Freiberufler im Stich gelassen

Wer in Brandenburg zu spät Corona-Hilfsgelder beantragte, den bestraft die Regierung

  • Wilfried Neiße
  • Lesedauer: 3 Min.

Die rot-schwarz-grüne Landesregierung hatte den in der Coronakrise in Not geratenen Kleinunternehmern Hilfe versprochen, die sie dann nicht gewährt hat. Und dabei soll es bleiben. Am Mittwoch lag dem Landtag ein gemeinsamer Antrag von Linksfraktion und Freien Wählern vor, in dem die Landesregierung aufgefordert wurde, zu ihrem Wort zu stehen, und den unverschuldet in Not geratenen Selbstständigen zu helfen. In einer namentlichen Abstimmung wurde der Antrag zu Fall gebracht. 30 Abgeordnete von Linke, Freien Wählern und AfD stimmten für den Antrag, 46 Abgeordnete von SPD, CDU und Grünen stimmten dagegen.

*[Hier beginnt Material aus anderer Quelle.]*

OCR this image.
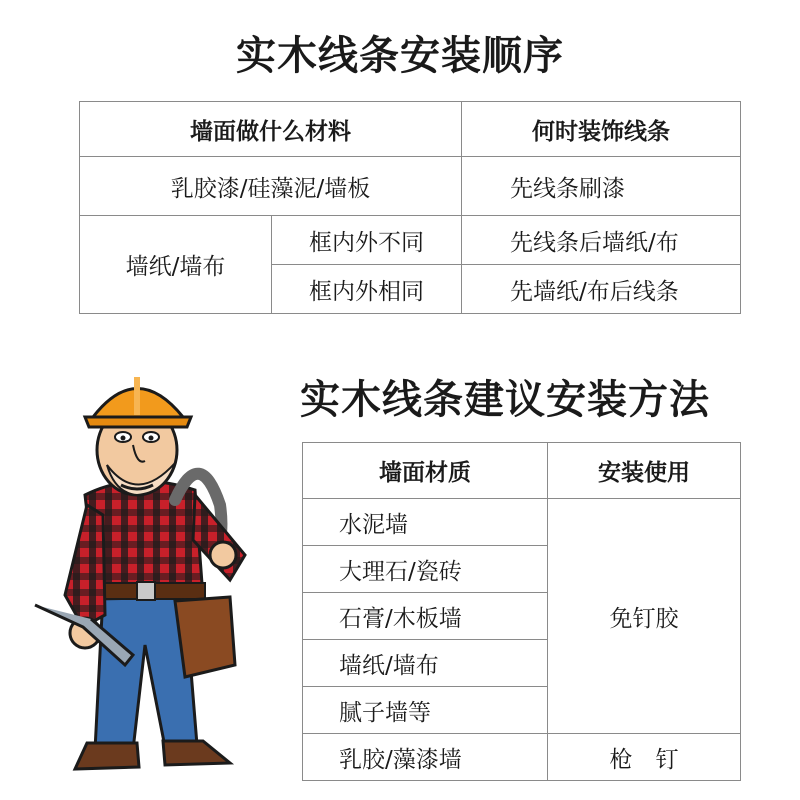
实木线条安装顺序
墙面做什么材料		何时装饰线条
乳胶漆/硅藻泥/墙板		先线条刷漆
墙纸/墙布	框内外不同	先线条后墙纸/布
	框内外相同	先墙纸/布后线条
实木线条建议安装方法
墙面材质	安装使用
水泥墙	免钉胶
大理石/瓷砖	
石膏/木板墙	
墙纸/墙布	
腻子墙等	
乳胶/藻漆墙	枪　钉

Was war geschehen? Brandenburg hat am 24. März ein Unterstützungsprogramm aufgelegt und coronageschädigten Selbstständigen einen Ausgleich für entgangene Einnahmen für drei Monate zugesagt. Als dieses Programm gestartet wurde, hieß es auf der Internetseite der zuständigen Investitionsbank des Landes Brandenburg ausdrücklich, dass sich Antragsteller Zeit lassen könnten, weil sie diese Hilfen noch bis Dezember beantragen könnten. Pustekuchen. April, April. Ohne die Öffentlichkeit zu informieren, wurde das Programm klammheimlich wenige Tage später umgestellt und nur noch Beihilfe für erwiesene Betriebsausgaben angeboten. Für ihren Lebensunterhalt aufwenden durften die Selbstständigen das Geld nun also nicht mehr. Es gab jetzt Begünstigte nach den Konditionen der ersten Tage und Menschen, die leer ausgingen, weil sie den offiziellen Zusagen vertraut hatten. Diese Einteilung in jene, denen geholfen wurde, und jene, die damit nicht mehr oder längst nicht in diesem Maße rechnen können, schafft böses Blut. Wirtschaftsminister Jörg Steinbach (SPD) schüttete noch zusätzlich Öl ins Feuer, als er kühl darauf hinwies, Selbstständige in Schwierigkeiten könnten ja Hartz IV beantragen. 218 Millionen Euro seien ausgezahlt worden. Er wolle zugeben, dass Probleme aufgetreten seien, insbesondere kommunikativer Art.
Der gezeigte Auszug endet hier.